Charles est un enfant calme, discret, presque maladivement timide. Il voue à sa mère un amour exclusif passionné. Son père, il s’en préoccupe peu, c’est d’ailleurs réciproque. Il passe tout son temps au milieu des livres, lisant de manière compulsive, se constituant son propre personnage à l’image de ses héros de romans.
Malgré son caractère effacé, l’enfant nourrit de grandes ambitions : devenir Président de la République. Rien de moins. Pour se distinguer des autres, pour être au-dessus de la mêlée pour lutter contre le manque d’estime qu’il a pour le genre humain.
« Être au-dessus des autres, non pour les dominer mais pour s’en distinguer. Ne ressembler à personne. Ni maître ni exemple. Un homme libre tout simplement, dans un monde de moutons. Pas si facile, quand on est à ce point timide, mais peut-être nécessaire pour s’affranchir de cette sauvagerie, voire de cette misanthropie qui le coulerait par le fond, il le sentait bien, s’il s’y abandonnait. »
Alors qu’il a douze ans, sa mère tombe gravement malade. Sur son lit de mort, elle lui révèle qu’il n’est pas le fils de son père. Son géniteur est une personnalité très connue. Elle lui dira bientôt de qui il s’agit. Elle décède en lui laissant une enveloppe dans laquelle il trouve le nom de son père : Jean-Baptiste d’Orgel, le célèbre acteur à l’engagement politique chevillé au corps. Charles laisse tout cela de côté pour l’instant. Il se consacre à ses études et s’il en a encore envie il rencontrera son père quand il aura dix-huit ans.
À l’aube de sa majorité, alors qu’il est étudiant à Sciences Po, c’est un exposé sur l’engagement des artistes qui va être le prétexte à la rencontre . Quelle meilleure occasion pour faire enfin connaissance avec son père biologique ?
Très vite, Charles révèle à Jean-Baptiste qu’il est son fils. Le comédien le savait déjà. Il connaissait le nom d’épouse de son ancienne maîtresse et avait fait le rapprochement. La complicité s’installe entre les deux hommes. Le jeune homme révèle à son père son grand projet. L’acteur se confie lui aussi et raconte l’histoire du drame vécu par son père en Algérie et de la vengeance qu’il n’a pu accomplir jusqu’au bout. Les projets du fils coïncident avec la vengeance avortée du grand-père. Jean-Baptiste mettra tout on œuvre pour aider son rejeton à accomplir son destin.
De l’Algérie des années 40 à la France d’aujourd’hui, c’est l’histoire d’une famille que nous raconte Patrick Poivre D’Arvor. Le récit d’un drame qui trouvera peut-être sa vengeance de nos jours.
Dans ce passionnant roman initiatique, l’auteur nous montre le parcours d’un jeune Rastignac qui malgré sa timidité veut tout renverser sur son passage.

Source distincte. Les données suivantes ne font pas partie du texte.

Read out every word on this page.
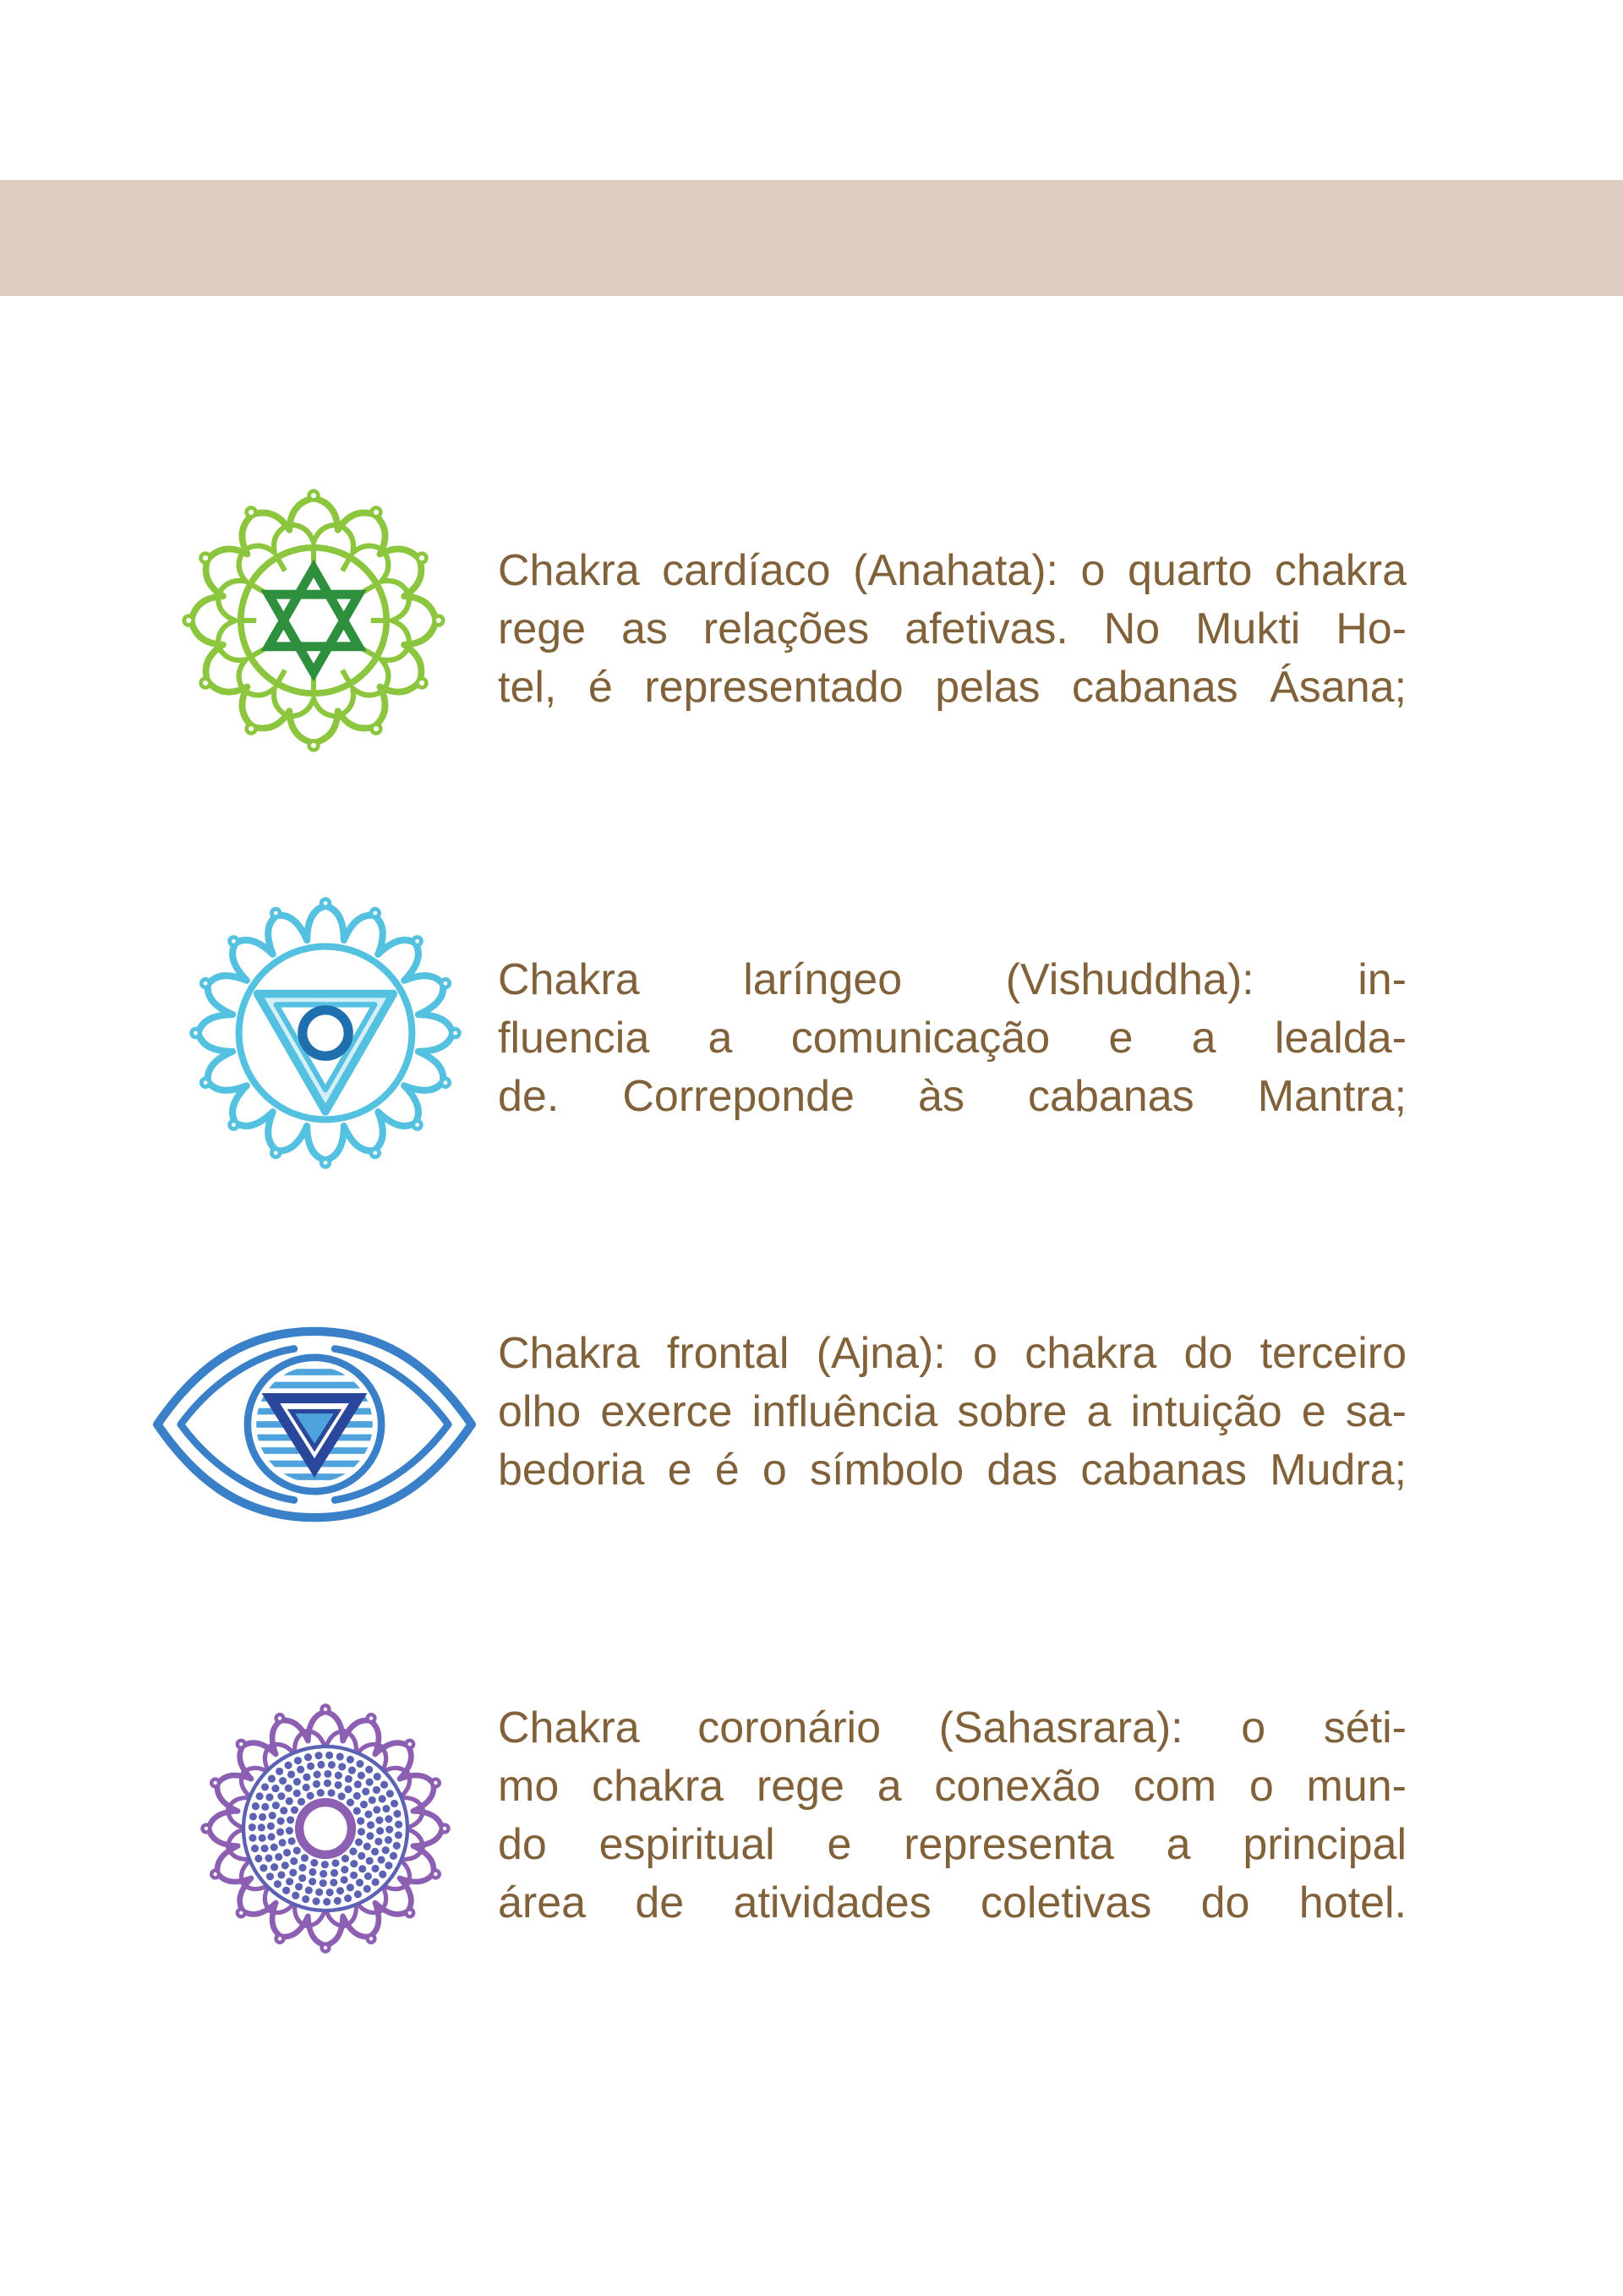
Chakra cardíaco (Anahata): o quarto chakra
rege as relações afetivas. No Mukti Ho-
tel, é representado pelas cabanas Ásana;
Chakra laríngeo (Vishuddha): in-
fluencia a comunicação e a lealda-
de. Correponde às cabanas Mantra;
Chakra frontal (Ajna): o chakra do terceiro
olho exerce influência sobre a intuição e sa-
bedoria e é o símbolo das cabanas Mudra;
Chakra coronário (Sahasrara): o séti-
mo chakra rege a conexão com o mun-
do espiritual e representa a principal
área de atividades coletivas do hotel.
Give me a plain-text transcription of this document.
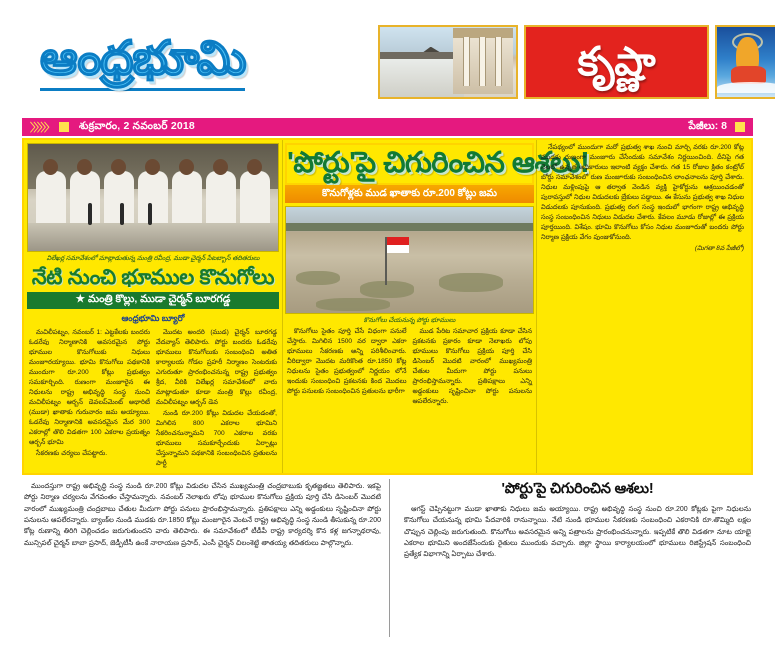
ఆంధ్రభూమి	కృష్ణా
〉〉〉〉〉 శుక్రవారం, 2 నవంబర్ 2018	పేజీలు: 8
విలేఖర్ల సమావేశంలో మాట్లాడుతున్న మంత్రి రవీంద్ర, ముడా చైర్మన్ పేటబ్బాస్ తదితరులు
నేటి నుంచి భూముల కొనుగోలు
★ మంత్రి కొల్లు, ముడా చైర్మన్ బూరగడ్డ
ఆంధ్రభూమి బ్యూరో

మచిలీపట్నం, నవంబర్ 1: ఎట్టకేలకు బందరు ఓడరేవు నిర్మాణానికి అవసరమైన పోర్టు భూముల కొనుగోలుకు నిధులు మంజూరయ్యాయి. భూమి కొనుగోలు పథకానికి ముందుగా రూ.200 కోట్లు ప్రభుత్వం సమకూర్చింది. రుణంగా మంజూరైన ఈ నిధులను రాష్ట్ర అభివృద్ధి సంస్థ నుంచి మచిలీపట్నం ఆర్బన్ డెవలప్‌మెంట్ అథారిటీ (ముడా) ఖాతాకు గురువారం జమ అయ్యాయి. ఓడరేవు నిర్మాణానికి అవసరమైన మేర 300 ఎకరాల్లో తొలి విడతగా 100 ఎకరాల ప్రయత్నం ఆర్బన్ భూమి

సేకరణకు చర్యలు చేపట్టారు.

మొదట అందరి (ముడ) చైర్మన్ బూరగడ్డ వేదవ్యాస్ తెలిపారు. పోర్టు బందరు ఓడరేవు భూములు కొనుగోలుకు సంబంధించి అతిత కార్యాలయ గోడల ప్రహరీ నిర్మాణం సెంటరుకు ఎగురుతూ ప్రారంభించనున్న రాష్ట్ర ప్రభుత్వం శ్రీద, వీరికి విలేఖర్ల సమావేశంలో వారు మాట్లాడుతూ కూడా మంత్రి కొల్లు రవీంద్ర, మచిలీపట్నం ఆర్బన్ డెవ

నుండి రూ.200 కోట్లు విడుదల చేయడంతో, మిగిలిన 800 ఎకరాల భూమిని సేకరించనున్నామని 700 ఎకరాల వరకు భూములు సమకూర్చేందుకు ఏర్పాట్లు చేస్తున్నామని పథకానికి సంబంధించిన ప్రతులను పార్టీ

'పోర్టు'పై చిగురించిన ఆశలు!
కొనుగోళ్లకు ముడ ఖాతాకు రూ.200 కోట్లు జమ
కొనుగోలు చేయనున్న పోర్టు భూములు

కొనుగోలు సైతం పూర్తి చేసే విధంగా పనులే చేస్తారు. మిగిలిన 1500 వర ద్వారా ఎకరా భూములు సేకరణకు అన్ని పరిశీలించారు. వీరిద్వారా మొదట మరికొంత రూ.1850 కోట్ల నిధులను సైతం ప్రభుత్వంలో నిర్ణయం లోనే ఇందుకు సంబంధించి ప్రకటనకు కింద మొదలు పోర్టు పనులకు సంబంధించిన ప్రతులను భారీగా

ముడ పేరిట సమాచార ప్రక్రియ కూడా చేసిన ప్రకటనకు ప్రకారం కూడా నెలాఖరు లోపు భూములు కొనుగోలు ప్రక్రియ పూర్తి చేసి డిసెంబర్ మొదటి వారంలో ముఖ్యమంత్రి చేతుల మీదుగా పోర్టు పనులు ప్రారంభిస్తామన్నారు. ప్రతిపక్షాలు ఎన్ని అడ్డంకులు సృష్టించినా పోర్టు పనులను ఆపలేరన్నారు.

నేపథ్యంలో ముందుగా మరో ప్రభుత్వ శాఖ నుంచి మార్చి వరకు రూ.200 కోట్ల ముడకు రుణంగా మంజూరు చేసేందుకు సమావేశం నిర్ణయించింది. దీనిపై గత నెలలో ఉన్నత అధికారులు ఇలాంటి వ్యక్తం చేశారు. గత 15 రోజుల క్రితం కంట్రోల్ బోర్డు సమావేశంలో రుణ మంజూరుకు సంబంధించిన లాంఛనాలను పూర్తి చేశారు. నిధుల మళ్లింపుపై ఆ తర్వాత వెండిన వ్యక్తి హైకోర్టును ఆశ్రయించడంతో పురావస్తులో నిధుల విడుదలకు బ్రేకులు పడ్డాయి. ఈ కేసును ప్రభుత్వ శాఖ నిధుల విడుదలకు పూనుకుంది. ప్రభుత్వ రంగ సంస్థ ఇందులో భాగంగా రాష్ట్ర అభివృద్ధి సంస్థ సంబంధించిన నిధులు విడుదల చేశారు. కేవలం మూడు రోజుల్లో ఈ ప్రక్రియ పూర్తయింది. విశేషం. భూమి కొనుగోలు కోసం నిధుల మంజూరుతో బందరు పోర్టు నిర్మాణ ప్రక్రియ వేగం పుంజుకోనుంది.

(మిగతా 8వ పేజీలో)

ముందస్తుగా రాష్ట్ర అభివృద్ధి సంస్థ నుండి రూ.200 కోట్లు విడుదల చేసిన ముఖ్యమంత్రి చంద్రబాబుకు కృతజ్ఞతలు తెలిపారు. ఇకపై పోర్టు నిర్మాణ చర్యలను వేగవంతం చేస్తామన్నారు. నవంబర్ నెలాఖరు లోపు భూముల కొనుగోలు ప్రక్రియ పూర్తి చేసి డిసెంబర్ మొదటి వారంలో ముఖ్యమంత్రి చంద్రబాబు చేతుల మీదుగా పోర్టు పనులు ప్రారంభిస్తామన్నారు. ప్రతిపక్షాలు ఎన్ని అడ్డంకులు సృష్టించినా పోర్టు పనులను ఆపలేరన్నారు. బ్యాంక్‌ల నుండి ముడకు రూ.1850 కోట్లు మంజూరైన వెంటనే రాష్ట్ర అభివృద్ధి సంస్థ నుండి తీసుకున్న రూ.200 కోట్ల రుణాన్ని తిరిగి చెల్లించడం జరుగుతుందని వారు తెలిపారు. ఈ సమావేశంలో టీడీపీ రాష్ట్ర కార్యదర్శి కొన కళ్ల జగన్నాథరావు, మున్సిపల్ చైర్మన్ బాబా ప్రసాద్, జెడ్పీటీసీ ఉంకే నారాయణ ప్రసాద్, ఎంసీ చైర్మన్ చిలంశెట్టి తాతయ్య తదితరులు పాల్గొన్నారు.

'పోర్టు'పై చిగురించిన ఆశలు!

ఆగస్ట్ చెప్పినట్టుగా ముడా ఖాతాకు నిధులు జమ అయ్యాయి. రాష్ట్ర అభివృద్ధి సంస్థ నుంచి రూ.200 కోట్లకు పైగా నిధులను కొనుగోలు చేయనున్న భూమి పేదవారికి రానున్నాయి. నేటి నుండి భూముల సేకరణకు సంబంధించి ఎకరానికి రూ.తొమ్మిది లక్షల చొప్పున చెల్లింపు జరుగుతుంది. కొనుగోలు అవసరమైన అన్ని పత్రాలను ప్రారంభించనున్నారు. ఇప్పటికే తొలి విడతగా నూట యాభై ఎకరాల భూమిని అందజేసేందుకు రైతులు ముందుకు వచ్చారు. జిల్లా స్థాయి కార్యాలయంలో భూములు రిజిస్ట్రేషన్ సంబంధించి ప్రత్యేక విభాగాన్ని ఏర్పాటు చేశారు.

De son enfance blessée par le décès de sa mère et l’indifférence de son beau-père, à l’entrée à Sciences Po et aux premiers pas dans la sphère politique, nous suivons les pas de Charles. Patrick Poivre D’Arvor nous décrit avec finesse et expertise, ce monde politico-médiatique qu’il connaît si bien. Un monde sans pitié, où les idéaux formateurs doivent vite être oubliés pour gravir les échelons du pouvoir. Un monde où l’on ne peut compter que sur soi-même et sur son ambition.
« – Un métier de chien, la politique, mon petit Charles. Ça ne suffit pas de croire en soi, il faut croire en la nullité des autres, il faut espérer leur chute et en attendant, aller chercher toutes les voix avec les dents. »
Charles parviendra-t-il à accomplir son destin ? Pour le savoir il faudra attendre la suite que je guette avec impatience. Ce premier tome, je l’ai lu d’une traite.